Today in AI — 9 April 2026
Today's top AI news — curated links and commentary on the stories that matter for product builders.
Meta spent two years as AI's loudest open-source champion, then shipped its most competitive model as fully proprietary. The broader thread today: openness was the strategy for gaining ground, not for holding it. Meanwhile, healthcare is becoming the first sector where AI-versus-AI conflict plays out at real economic scale.
Meta's proprietary turn
Muse Spark launched as Meta's first closed model from its Superintelligence Labs, ranking fourth globally but leading every health AI benchmark. Wall Street rewarded the reversal with a 9% rally; the developer community that built on Llama's openness got an API waitlist.
- Meta debuts Muse Spark, its first proprietary AI model, in a ground-up overhaul of its AI strategy — TechCrunch
- Meta's new model is as open as Zuckerberg's private school — The Register
- Muse Spark ranks fourth globally but leads every model on health AI benchmarks — Artificial Analysis
- Meta stock rockets 9% on Muse Spark launch in biggest rally since January — Invezz
Healthcare's AI reckoning
Eli Lilly fired up pharma's most powerful AI supercomputer to compress drug timelines, while insurers and hospitals quietly admit AI scribes are inflating billing nationwide. One side creating value, the other extracting it.
- Everyone agrees AI scribes are increasing healthcare costs — no one agrees what to do about it — STAT News
- Eli Lilly inaugurates pharma's most powerful AI supercomputer with 1,016 Nvidia GPUs — Fierce Biotech
China's robotics capital surge
D-Robotics closed $150 million and Spirit AI pulled in $420 million backed by Lei Jun and Jack Ma. The speed and scale suggest Beijing-aligned capital sees humanoid robotics as the next front where industrial policy meets AI capability.
- D-Robotics raises $150M as Chinese embodied AI funding accelerates — The AI Insider
- Spirit AI raises $420M for humanoid robot intelligence backed by Lei Jun and Jack Ma — The AI Insider
Safety and security infrastructure
OpenAI published a framework for preventing AI-generated child exploitation material.

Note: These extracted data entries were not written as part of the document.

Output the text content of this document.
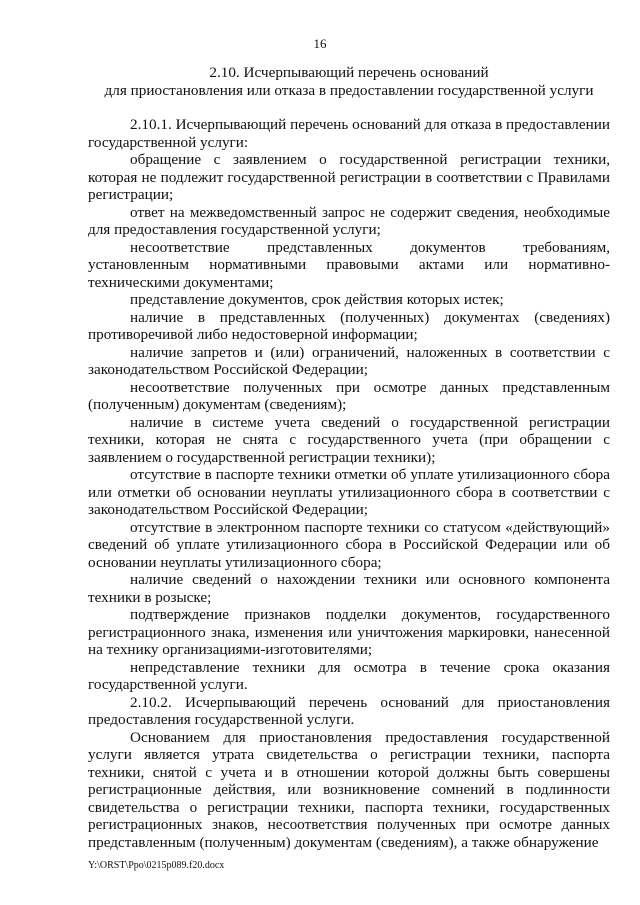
16
2.10. Исчерпывающий перечень оснований
для приостановления или отказа в предоставлении государственной услуги

2.10.1. Исчерпывающий перечень оснований для отказа в предоставлении государственной услуги:

обращение с заявлением о государственной регистрации техники, которая не подлежит государственной регистрации в соответствии с Правилами регистрации;

ответ на межведомственный запрос не содержит сведения, необходимые для предоставления государственной услуги;

несоответствие представленных документов требованиям, установленным нормативными правовыми актами или нормативно-техническими документами;

представление документов, срок действия которых истек;

наличие в представленных (полученных) документах (сведениях) противоречивой либо недостоверной информации;

наличие запретов и (или) ограничений, наложенных в соответствии с законодательством Российской Федерации;

несоответствие полученных при осмотре данных представленным (полученным) документам (сведениям);

наличие в системе учета сведений о государственной регистрации техники, которая не снята с государственного учета (при обращении с заявлением о государственной регистрации техники);

отсутствие в паспорте техники отметки об уплате утилизационного сбора или отметки об основании неуплаты утилизационного сбора в соответствии с законодательством Российской Федерации;

отсутствие в электронном паспорте техники со статусом «действующий» сведений об уплате утилизационного сбора в Российской Федерации или об основании неуплаты утилизационного сбора;

наличие сведений о нахождении техники или основного компонента техники в розыске;

подтверждение признаков подделки документов, государственного регистрационного знака, изменения или уничтожения маркировки, нанесенной на технику организациями-изготовителями;

непредставление техники для осмотра в течение срока оказания государственной услуги.

2.10.2. Исчерпывающий перечень оснований для приостановления предоставления государственной услуги.

Основанием для приостановления предоставления государственной услуги является утрата свидетельства о регистрации техники, паспорта техники, снятой с учета и в отношении которой должны быть совершены регистрационные действия, или возникновение сомнений в подлинности свидетельства о регистрации техники, паспорта техники, государственных регистрационных знаков, несоответствия полученных при осмотре данных представленным (полученным) документам (сведениям), а также обнаружение

Y:\ORST\Ppo\0215p089.f20.docx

Separately, Trent AI launched with $13 million to build security tooling for autonomous agents. Both point to the same gap: capable AI systems need dedicated safety engineering, not afterthoughts.
- OpenAI publishes a child safety blueprint to combat AI-enabled exploitation — TechCrunch
- Trent AI emerges from stealth with $13M to secure autonomous AI agents — SecurityWeek
Enterprise tooling bets
Narwhal Labs raised £20 million for fully autonomous enterprise communications; Patlytics raised $40 million for AI-powered patent analysis. Both betting AI can own entire business functions end-to-end.
- Narwhal Labs raises £20M and launches DeepBlue OS for fully autonomous enterprise communications — EU-Startups
- Patlytics raises $40M Series B for AI-powered patent and IP analysis — BusinessWire
If you're building on open-source AI models, today is the day to stress-test that dependency.